SON
Bu gün yine, sağlıklı ve mutlu olduğum bir gün.
Su akışının sesi kulaklarımda, üşüten tatlı bir rüzgar tenimde, ufuklar, küçük büyük tepeler, etekleriyle beraber önümde, kırların yeşili, gökyüzünün mavisi, şehrin renkli insan görüntüleri, gürültüsüyle, cıvıtısıyla bütün alem karşımda.
Hep böyle gidecek sanırız! sanki hiç bitmeyecek, bu mutluluklar, bu mücadele. Çocuklar hep çocuk, büyükler hep büyük, yaşlılar hep yaşlı...
Ama hiç farkına bile varmadan sona doğru yaklaşıyoruz. O son geliyor ve hazırlıksız bir şekilde bizi alıp götürüyor.
Bir gerçek varki çok acı! o da şudur; bir gün iştahla yediğimiz bir yemek son yemeğimiz olacak,
belki sabah kahvaltısı, belki öğle yemeği, belkide akşam. Huşu içinde kıldığımız bir namaz son namazımız olacak. Son işimiz yarım kalacak belkide. evladımıza son kez bakacağız ama farkında bile olmayacağız.

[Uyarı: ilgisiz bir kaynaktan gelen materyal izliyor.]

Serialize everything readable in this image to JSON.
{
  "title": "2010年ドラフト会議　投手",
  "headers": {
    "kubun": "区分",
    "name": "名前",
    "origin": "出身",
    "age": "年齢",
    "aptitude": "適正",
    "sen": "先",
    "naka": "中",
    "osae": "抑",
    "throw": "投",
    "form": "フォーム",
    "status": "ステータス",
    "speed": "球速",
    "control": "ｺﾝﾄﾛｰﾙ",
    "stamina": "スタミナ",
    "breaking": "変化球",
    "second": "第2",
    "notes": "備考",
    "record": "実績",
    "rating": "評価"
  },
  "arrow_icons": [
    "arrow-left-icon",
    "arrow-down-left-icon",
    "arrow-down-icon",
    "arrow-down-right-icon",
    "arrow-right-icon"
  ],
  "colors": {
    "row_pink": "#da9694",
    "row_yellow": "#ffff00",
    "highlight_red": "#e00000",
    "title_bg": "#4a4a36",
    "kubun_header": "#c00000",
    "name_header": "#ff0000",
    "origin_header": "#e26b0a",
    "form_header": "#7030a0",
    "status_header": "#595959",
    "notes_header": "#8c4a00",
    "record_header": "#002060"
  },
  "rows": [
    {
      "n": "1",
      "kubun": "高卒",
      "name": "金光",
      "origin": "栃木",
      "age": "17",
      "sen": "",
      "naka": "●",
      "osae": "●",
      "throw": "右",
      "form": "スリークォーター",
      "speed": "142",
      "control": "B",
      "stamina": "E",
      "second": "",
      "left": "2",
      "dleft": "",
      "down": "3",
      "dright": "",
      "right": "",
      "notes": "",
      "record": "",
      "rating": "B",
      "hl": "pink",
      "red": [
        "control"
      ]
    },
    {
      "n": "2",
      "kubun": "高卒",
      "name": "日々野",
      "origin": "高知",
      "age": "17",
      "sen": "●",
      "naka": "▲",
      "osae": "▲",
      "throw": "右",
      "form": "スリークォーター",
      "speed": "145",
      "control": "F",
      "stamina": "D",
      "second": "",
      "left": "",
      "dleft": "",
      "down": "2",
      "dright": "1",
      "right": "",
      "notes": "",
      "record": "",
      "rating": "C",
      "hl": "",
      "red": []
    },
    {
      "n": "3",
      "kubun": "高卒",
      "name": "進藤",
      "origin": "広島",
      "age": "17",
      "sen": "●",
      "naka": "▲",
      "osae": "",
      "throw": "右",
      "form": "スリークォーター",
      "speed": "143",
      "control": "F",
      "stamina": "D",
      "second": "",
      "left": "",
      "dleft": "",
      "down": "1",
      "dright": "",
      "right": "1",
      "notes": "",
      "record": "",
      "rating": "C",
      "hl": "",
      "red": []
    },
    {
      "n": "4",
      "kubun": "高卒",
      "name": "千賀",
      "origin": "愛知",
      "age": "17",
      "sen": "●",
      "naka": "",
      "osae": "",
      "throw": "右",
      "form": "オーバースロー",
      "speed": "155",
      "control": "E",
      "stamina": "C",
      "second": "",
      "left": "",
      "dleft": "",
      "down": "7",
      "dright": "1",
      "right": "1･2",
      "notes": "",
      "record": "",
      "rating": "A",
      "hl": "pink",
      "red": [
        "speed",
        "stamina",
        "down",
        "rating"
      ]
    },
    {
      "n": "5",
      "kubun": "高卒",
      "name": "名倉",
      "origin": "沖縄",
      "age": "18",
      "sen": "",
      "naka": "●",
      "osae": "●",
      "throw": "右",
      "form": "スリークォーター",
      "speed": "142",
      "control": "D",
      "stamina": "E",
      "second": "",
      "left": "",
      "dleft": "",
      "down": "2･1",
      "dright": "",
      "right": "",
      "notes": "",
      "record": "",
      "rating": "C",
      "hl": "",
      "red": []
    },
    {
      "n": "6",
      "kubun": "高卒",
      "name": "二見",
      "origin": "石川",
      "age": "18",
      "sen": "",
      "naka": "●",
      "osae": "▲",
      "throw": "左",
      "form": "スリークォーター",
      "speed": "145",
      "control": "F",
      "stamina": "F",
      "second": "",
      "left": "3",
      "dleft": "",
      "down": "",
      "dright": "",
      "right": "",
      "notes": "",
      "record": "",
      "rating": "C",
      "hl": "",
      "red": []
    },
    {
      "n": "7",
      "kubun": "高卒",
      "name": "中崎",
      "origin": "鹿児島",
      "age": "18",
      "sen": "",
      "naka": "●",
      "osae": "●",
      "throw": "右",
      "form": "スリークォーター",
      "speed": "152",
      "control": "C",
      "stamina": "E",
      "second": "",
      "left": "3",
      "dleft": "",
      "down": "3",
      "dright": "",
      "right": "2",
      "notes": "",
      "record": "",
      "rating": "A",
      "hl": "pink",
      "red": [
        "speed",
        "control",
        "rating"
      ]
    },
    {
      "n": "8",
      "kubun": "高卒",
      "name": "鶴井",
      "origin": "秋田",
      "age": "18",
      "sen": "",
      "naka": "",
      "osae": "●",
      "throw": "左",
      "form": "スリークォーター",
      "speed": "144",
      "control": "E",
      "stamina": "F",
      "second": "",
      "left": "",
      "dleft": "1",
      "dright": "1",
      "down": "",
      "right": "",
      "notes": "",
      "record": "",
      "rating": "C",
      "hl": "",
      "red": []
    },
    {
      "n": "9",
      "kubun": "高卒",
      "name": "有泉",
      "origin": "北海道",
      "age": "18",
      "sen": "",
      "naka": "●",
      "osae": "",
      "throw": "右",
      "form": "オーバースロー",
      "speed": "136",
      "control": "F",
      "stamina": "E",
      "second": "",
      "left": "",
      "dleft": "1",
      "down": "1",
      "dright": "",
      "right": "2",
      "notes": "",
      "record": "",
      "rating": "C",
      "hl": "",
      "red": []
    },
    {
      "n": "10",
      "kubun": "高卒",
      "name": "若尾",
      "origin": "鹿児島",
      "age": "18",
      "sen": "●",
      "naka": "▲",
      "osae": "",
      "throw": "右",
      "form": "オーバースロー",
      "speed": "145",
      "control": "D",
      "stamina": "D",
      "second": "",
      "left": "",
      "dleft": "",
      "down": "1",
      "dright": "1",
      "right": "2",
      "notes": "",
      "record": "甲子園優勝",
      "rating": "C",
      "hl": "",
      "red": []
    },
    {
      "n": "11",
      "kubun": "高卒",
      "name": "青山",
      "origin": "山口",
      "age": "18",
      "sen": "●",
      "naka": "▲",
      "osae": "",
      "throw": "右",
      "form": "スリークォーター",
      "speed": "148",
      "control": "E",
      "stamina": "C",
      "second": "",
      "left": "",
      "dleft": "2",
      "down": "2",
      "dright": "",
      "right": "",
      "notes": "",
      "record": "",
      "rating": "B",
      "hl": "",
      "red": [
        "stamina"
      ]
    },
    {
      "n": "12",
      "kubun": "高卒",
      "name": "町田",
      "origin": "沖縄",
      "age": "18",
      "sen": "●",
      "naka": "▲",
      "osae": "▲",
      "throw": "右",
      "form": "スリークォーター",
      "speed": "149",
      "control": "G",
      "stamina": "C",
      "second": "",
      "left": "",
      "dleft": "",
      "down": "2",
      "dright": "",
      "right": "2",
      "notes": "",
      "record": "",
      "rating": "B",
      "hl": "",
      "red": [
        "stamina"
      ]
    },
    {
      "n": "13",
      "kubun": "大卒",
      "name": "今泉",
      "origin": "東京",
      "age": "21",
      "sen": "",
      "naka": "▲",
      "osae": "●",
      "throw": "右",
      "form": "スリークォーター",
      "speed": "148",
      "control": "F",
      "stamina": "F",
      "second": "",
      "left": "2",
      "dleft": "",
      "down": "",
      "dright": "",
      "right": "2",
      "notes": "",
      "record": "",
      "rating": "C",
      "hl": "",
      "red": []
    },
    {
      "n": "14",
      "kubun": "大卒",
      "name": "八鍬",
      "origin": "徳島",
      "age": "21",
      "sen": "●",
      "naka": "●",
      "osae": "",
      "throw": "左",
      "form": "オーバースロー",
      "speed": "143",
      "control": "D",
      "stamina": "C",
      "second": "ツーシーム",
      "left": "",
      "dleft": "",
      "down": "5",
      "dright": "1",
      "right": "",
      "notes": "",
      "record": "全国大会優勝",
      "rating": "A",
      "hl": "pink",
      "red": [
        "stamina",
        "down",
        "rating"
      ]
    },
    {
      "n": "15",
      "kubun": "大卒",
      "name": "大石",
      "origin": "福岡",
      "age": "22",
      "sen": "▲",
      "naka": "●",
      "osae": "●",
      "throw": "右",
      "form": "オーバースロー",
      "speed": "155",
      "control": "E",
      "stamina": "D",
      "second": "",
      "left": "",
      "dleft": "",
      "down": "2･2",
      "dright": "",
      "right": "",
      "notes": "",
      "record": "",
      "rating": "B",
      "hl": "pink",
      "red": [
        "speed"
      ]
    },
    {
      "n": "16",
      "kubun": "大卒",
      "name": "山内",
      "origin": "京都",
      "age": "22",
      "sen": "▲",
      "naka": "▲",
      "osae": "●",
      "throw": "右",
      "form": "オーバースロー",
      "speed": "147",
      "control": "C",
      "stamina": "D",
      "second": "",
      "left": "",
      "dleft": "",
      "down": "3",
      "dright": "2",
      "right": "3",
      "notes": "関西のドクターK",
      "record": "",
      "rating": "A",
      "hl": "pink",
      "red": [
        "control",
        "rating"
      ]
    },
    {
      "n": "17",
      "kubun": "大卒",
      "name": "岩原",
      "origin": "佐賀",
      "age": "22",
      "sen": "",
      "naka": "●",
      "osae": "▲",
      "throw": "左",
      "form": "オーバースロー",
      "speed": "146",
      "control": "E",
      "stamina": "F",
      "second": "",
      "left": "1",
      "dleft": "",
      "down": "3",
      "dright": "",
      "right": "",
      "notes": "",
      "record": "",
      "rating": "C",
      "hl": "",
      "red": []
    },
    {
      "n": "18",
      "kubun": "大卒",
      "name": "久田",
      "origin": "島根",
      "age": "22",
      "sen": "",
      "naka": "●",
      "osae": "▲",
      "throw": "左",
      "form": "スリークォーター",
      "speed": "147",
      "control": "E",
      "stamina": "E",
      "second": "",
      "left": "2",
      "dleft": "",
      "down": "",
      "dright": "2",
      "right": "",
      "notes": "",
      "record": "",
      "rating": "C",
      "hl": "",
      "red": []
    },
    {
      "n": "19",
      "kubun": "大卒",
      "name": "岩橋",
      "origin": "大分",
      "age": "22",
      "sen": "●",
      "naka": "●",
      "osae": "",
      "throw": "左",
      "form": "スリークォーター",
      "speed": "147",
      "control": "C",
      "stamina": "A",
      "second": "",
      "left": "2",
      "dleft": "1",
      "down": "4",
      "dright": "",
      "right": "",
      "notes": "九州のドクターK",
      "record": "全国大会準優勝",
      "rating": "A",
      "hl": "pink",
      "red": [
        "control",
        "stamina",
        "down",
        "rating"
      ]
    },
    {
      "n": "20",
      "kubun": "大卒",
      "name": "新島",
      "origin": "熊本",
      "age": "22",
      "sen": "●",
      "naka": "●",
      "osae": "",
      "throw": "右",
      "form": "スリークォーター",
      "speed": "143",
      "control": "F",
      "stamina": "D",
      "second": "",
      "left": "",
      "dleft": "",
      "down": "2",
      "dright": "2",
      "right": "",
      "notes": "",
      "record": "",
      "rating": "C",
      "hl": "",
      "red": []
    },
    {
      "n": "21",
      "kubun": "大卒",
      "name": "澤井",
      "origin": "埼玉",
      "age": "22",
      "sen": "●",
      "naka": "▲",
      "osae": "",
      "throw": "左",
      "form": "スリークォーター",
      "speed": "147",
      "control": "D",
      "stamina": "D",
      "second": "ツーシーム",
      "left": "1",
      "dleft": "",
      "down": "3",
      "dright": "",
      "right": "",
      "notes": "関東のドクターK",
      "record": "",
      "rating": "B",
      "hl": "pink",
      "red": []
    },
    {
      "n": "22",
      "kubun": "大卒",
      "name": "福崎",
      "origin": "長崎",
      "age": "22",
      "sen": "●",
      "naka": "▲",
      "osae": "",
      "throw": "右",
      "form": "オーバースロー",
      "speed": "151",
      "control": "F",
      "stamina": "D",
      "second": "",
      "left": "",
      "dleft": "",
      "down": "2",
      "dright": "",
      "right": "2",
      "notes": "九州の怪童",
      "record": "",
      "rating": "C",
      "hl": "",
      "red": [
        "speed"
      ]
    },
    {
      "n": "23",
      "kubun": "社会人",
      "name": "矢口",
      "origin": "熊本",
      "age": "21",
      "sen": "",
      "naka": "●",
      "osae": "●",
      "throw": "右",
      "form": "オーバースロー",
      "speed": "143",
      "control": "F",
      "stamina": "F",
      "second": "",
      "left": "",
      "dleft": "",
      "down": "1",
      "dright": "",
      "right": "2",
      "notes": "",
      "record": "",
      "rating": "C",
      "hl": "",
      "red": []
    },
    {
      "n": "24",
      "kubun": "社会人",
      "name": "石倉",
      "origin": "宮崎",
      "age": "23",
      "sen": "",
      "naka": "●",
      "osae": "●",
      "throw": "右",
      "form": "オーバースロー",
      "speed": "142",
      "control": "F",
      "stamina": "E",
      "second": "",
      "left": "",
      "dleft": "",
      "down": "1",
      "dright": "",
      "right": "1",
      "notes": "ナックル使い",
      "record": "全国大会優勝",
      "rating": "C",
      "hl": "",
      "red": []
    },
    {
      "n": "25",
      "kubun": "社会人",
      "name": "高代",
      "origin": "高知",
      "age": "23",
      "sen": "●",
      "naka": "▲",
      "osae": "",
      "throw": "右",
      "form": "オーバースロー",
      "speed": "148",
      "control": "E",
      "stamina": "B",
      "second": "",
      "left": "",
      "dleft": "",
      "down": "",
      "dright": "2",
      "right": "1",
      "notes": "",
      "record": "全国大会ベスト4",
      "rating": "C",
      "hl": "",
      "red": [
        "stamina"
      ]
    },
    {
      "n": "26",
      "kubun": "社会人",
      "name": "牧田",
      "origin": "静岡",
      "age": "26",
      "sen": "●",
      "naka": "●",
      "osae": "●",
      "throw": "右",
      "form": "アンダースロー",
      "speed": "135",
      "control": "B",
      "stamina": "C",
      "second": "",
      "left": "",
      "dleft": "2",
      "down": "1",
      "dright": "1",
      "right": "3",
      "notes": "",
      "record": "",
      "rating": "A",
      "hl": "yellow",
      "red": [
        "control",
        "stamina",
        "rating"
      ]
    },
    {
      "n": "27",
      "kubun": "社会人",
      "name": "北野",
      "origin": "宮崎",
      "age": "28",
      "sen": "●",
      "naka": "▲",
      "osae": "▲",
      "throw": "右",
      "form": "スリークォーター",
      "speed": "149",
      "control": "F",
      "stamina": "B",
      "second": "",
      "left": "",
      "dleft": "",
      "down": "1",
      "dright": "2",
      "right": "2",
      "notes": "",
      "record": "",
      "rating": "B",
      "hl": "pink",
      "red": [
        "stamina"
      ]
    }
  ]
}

Bir gün son kez güleceğiz bu dünyada.
o son geliyor ama biz hiç farkedemiyoruz.
Bir gün yer yüzünde adımız bile kalmayacak, bütün görüntümüz sessiz bir mezardan ibaret olcak.
Bu akışına kapıldığımız hayat, hiç aklımıza getirmediğimiz ölümle son bulacak. bir gün bütün sevdiklerimizden ayrılacağız. Hemde o ayrılıkların en acısı, en felaketiyle.
Bütün kaçınılmazıyla yaklaşıyor herbirimize ölüm.
Ağaç üzerinde kuruyan bir yaprak gibi yaşlanıyoruz.